The term ‗Disaster Recovery‘ describes the contingency measures that organizations have adopted at key computing sites to recover from, or to prevent any monumentally bad event or disaster. A disaster may result from natural causes such as fire, flood or earthquake etc. or from other sources such as a violent takeover, wilful or accidental destruction of equipment or any other act of such catastrophic proportions that the organization could be ruined. The primary objective of a disaster recovery plan is to assure the management that normalcy would be restored in a set time after any disaster occurs, thereby minimizing losses to the organization. The disaster recovery plan must take into account the physical location of the computer centre, since it can increase or decrease the chance of a disaster. Protection against flood, fire, earthquake or water logging etc. must be considered.

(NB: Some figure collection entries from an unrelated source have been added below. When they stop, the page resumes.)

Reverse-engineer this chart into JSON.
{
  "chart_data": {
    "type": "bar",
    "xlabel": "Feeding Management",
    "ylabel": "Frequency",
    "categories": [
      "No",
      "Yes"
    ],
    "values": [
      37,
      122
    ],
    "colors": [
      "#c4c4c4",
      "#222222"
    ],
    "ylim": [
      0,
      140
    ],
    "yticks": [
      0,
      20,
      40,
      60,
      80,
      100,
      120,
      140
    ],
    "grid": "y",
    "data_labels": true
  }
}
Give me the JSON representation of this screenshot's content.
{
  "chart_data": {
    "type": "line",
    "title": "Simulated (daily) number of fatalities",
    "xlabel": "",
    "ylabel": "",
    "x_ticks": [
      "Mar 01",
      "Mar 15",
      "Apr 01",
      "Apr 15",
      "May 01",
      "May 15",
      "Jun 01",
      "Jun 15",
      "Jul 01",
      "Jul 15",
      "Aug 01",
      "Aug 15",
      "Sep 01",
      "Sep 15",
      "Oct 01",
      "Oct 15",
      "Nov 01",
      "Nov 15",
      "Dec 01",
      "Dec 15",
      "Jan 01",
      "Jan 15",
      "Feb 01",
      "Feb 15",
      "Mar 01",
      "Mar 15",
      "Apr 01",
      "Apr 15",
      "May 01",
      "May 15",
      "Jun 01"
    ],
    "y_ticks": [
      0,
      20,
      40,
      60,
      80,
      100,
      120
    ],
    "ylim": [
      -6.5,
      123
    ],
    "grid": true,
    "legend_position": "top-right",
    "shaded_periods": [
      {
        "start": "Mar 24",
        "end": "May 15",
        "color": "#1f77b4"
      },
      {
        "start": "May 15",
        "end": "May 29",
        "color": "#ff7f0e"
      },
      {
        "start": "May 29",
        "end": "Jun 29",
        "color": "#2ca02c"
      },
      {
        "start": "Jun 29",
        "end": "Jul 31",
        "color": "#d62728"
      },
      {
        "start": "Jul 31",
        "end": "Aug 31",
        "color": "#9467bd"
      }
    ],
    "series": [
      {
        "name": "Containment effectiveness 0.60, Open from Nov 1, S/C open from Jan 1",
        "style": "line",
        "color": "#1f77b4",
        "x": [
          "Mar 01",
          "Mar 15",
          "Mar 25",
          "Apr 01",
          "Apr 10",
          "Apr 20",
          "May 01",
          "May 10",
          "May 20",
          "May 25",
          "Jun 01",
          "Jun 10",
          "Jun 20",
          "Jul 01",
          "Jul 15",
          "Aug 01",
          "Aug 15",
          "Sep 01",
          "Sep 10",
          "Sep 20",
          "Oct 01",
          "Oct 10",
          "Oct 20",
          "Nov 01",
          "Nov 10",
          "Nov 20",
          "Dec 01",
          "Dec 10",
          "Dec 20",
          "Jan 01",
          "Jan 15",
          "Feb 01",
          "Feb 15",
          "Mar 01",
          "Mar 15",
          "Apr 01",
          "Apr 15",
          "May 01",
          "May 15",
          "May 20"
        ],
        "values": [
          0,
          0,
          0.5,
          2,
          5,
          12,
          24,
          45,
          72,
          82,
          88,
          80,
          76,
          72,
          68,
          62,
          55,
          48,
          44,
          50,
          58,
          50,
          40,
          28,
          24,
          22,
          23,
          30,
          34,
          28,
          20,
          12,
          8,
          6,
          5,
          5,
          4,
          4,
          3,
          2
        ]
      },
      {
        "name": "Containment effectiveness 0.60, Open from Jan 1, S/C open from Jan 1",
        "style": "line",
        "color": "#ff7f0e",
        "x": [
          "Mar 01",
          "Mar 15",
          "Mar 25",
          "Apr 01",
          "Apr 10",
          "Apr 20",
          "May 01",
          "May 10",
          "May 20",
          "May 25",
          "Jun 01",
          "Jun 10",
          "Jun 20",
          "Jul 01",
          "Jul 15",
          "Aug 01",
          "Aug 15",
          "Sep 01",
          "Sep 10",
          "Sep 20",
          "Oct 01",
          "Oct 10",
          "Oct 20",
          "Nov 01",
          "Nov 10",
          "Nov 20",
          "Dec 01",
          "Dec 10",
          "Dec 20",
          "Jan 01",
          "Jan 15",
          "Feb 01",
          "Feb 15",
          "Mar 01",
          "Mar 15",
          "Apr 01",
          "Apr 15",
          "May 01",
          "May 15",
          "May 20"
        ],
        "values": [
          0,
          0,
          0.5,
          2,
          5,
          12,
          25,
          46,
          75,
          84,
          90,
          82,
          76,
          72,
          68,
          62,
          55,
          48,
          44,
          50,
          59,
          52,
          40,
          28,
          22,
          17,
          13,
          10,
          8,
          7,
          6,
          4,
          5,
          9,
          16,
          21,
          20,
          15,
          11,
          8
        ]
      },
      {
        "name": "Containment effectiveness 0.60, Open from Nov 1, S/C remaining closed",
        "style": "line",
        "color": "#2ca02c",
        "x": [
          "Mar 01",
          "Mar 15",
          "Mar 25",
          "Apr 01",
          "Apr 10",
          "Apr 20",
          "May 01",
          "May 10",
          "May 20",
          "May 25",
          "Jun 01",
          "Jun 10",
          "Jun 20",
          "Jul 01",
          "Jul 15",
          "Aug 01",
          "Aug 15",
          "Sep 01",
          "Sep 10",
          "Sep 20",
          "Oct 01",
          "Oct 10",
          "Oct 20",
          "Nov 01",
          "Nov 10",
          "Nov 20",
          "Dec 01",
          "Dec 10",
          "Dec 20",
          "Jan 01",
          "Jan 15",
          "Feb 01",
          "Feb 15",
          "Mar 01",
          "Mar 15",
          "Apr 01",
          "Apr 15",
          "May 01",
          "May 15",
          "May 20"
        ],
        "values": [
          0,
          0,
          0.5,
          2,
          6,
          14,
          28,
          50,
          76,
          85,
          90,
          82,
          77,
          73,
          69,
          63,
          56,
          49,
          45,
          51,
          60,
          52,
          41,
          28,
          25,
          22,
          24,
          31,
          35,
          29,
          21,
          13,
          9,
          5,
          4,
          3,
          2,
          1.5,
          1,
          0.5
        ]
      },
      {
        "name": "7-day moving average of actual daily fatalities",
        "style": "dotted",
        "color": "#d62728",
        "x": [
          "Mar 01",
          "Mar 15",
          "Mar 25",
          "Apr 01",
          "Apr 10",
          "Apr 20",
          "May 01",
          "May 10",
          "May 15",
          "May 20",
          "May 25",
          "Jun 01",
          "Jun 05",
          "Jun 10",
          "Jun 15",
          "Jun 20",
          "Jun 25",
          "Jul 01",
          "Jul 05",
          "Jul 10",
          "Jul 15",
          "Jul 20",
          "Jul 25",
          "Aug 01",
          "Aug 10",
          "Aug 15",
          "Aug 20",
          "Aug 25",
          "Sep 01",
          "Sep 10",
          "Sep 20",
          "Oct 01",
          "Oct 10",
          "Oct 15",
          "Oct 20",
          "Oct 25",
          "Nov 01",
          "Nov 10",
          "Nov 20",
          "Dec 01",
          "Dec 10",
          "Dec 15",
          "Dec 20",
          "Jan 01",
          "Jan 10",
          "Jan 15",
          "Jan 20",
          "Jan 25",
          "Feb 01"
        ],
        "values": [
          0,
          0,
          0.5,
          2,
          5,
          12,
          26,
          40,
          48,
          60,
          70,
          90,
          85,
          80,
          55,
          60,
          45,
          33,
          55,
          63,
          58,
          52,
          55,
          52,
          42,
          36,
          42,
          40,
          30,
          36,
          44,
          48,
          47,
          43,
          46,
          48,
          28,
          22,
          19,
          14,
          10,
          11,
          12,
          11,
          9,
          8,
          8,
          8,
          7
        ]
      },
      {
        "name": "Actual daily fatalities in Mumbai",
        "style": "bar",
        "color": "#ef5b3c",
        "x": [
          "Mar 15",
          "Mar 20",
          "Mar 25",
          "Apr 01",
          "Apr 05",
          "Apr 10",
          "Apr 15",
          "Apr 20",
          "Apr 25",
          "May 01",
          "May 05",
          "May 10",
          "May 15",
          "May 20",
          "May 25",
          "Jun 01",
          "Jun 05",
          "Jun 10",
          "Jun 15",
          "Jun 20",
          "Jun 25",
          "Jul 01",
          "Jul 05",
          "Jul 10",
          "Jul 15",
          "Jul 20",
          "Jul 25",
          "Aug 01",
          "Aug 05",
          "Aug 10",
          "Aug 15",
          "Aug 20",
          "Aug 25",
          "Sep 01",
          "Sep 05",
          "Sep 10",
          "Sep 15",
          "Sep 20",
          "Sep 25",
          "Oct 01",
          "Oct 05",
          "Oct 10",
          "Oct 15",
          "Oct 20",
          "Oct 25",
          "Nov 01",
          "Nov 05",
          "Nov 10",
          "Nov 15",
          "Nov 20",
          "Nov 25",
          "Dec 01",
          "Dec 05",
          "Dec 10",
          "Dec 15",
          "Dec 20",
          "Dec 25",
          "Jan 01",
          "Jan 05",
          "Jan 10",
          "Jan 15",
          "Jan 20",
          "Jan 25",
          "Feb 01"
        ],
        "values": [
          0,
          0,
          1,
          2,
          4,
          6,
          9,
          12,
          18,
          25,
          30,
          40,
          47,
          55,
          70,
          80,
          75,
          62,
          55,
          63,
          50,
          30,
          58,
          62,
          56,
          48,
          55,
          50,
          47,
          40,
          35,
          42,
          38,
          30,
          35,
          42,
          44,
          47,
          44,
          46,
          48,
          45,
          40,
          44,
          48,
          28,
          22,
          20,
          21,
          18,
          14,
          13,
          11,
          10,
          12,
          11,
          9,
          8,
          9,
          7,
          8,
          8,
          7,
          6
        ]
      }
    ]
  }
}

Although each organization would like to have a specifically tailored disaster recovery plan, the general components of the plan would be as follows:
1. Emergency Plan: This part of the Disaster Recovery Plan (DRP) outlines the actions to be undertaken immediately after a disaster occurs. It identifies the personnel to be notified immediately, for example, fire service, police, management, insurance company etc. It provides guidelines on shutting down equipment, termination of power supply, removal of storage files and removable disks, if any. It sets out evacuation procedures like sounding the alarm bell, activating fire extinguishers, evacuation of personnel. It also provides return procedures as soon as the primary facility is ready for operation like backing up data files at off-site, deleting data from disk drives at third party‘s site, relocation of proper versions of backup files etc.
2. Recovery Plan: This part of the DRP sets out how the full capabilities will be restored. A recovery committee is constituted. Preparing specifications of recovery like setting out priorities
for recovery of application systems, hardware replacement etc. will be the responsibility of Recovery Committee. The following steps may be carried out under this plan:
i. An inventory of the hardware, application systems, system software, documentation etc. must be taken.

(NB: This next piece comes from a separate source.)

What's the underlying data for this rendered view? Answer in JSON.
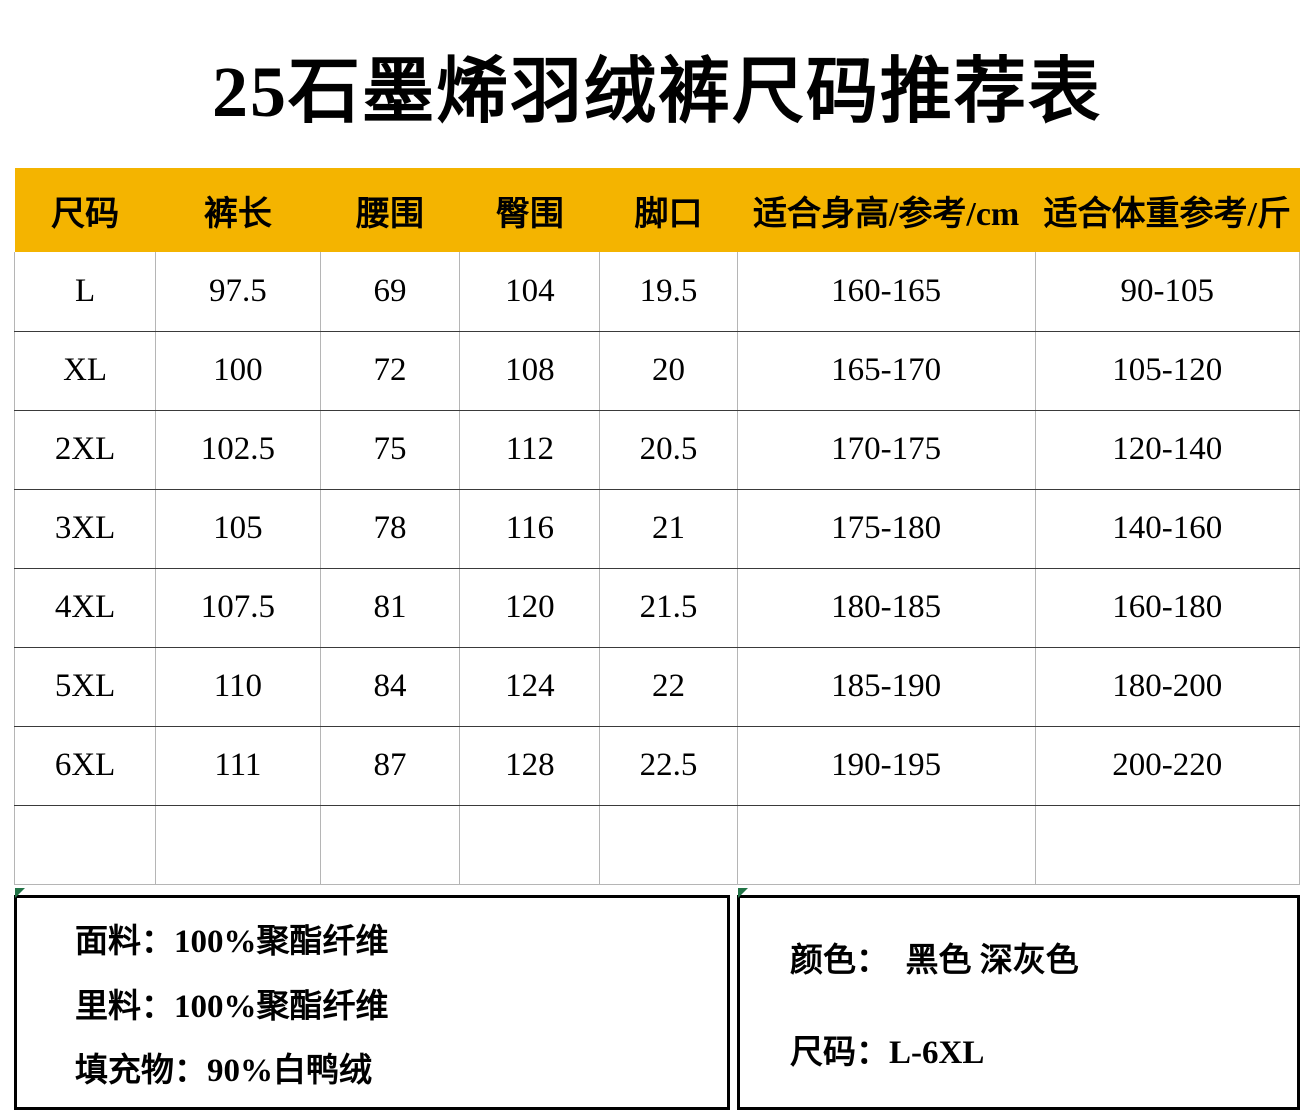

ii. Criticality of application systems to the organization and the importance of their loss must be evaluated. An indication must be given of the efforts and cost involved in restoring the various application systems.

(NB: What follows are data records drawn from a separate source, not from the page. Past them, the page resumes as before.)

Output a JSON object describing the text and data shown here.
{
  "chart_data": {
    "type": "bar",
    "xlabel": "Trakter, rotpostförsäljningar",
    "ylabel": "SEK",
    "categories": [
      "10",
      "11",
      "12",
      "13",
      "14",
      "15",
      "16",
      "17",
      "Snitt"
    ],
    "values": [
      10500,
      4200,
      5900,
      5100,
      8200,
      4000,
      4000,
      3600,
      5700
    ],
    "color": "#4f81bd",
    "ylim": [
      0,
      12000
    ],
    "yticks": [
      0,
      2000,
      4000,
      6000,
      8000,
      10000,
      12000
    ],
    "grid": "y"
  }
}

iii. An application systems hierarchy must be spelt out. This would be used when management decides to accept a degraded mode of operation.
iv. Selection of a disaster recovery site must be made. A reciprocal agreement with another organization having compatible hardware and software could be made. However, systems availability and data security problems must be considered at this point. Hiring a service bureau is another option. If the situation warrants, a fully operational backup site could also be considered.
v. A formal backup agreement with another company must be made. This should cover the periodical exchange of information between the two sites regarding changes to hardware/software, the time and duration of systems availability, modalities of testing the plan etc.
3. Back up plan: Organizations no matter how physically secure, their systems are always vulnerable to disaster. Therefore, an effective safeguard is to have a backup of anything that could be destroyed, be it hardware or software. As regards hardware, standby, as discussed above, must be kept with regard to the needs of a particular computer environment. So far as the software is concerned, it is necessary to make copies of important programs, data files, operating systems and test programs, etc. in order to get back into operation before the company can suffer an intolerable loss. Often, the originals are stored at site that is physically distant from the actual site, and where duplicate copies are used for processing. The backup copies must be kept in a place, which is not susceptible to the same hazards as the originals.
4. Test Plan: This plan looks after testing of DRP and analysis of the result. It identifies deficiencies in the emergency, backup or recovery plan. It contains procedures for conducting DRP testing like
i. Paper walk throughs: It involves critical personnel in the plan‘s execution, reasoning out what
might happen in the event of different disasters.
ii. Localised tests: It simulates system crash. This test is performed on different aspects of DRP.
iii. Full operational test: It is nearer to disaster conditions. Paper walk through and localized tests should have been conducted before completely shutting down the operations to simulate disasters.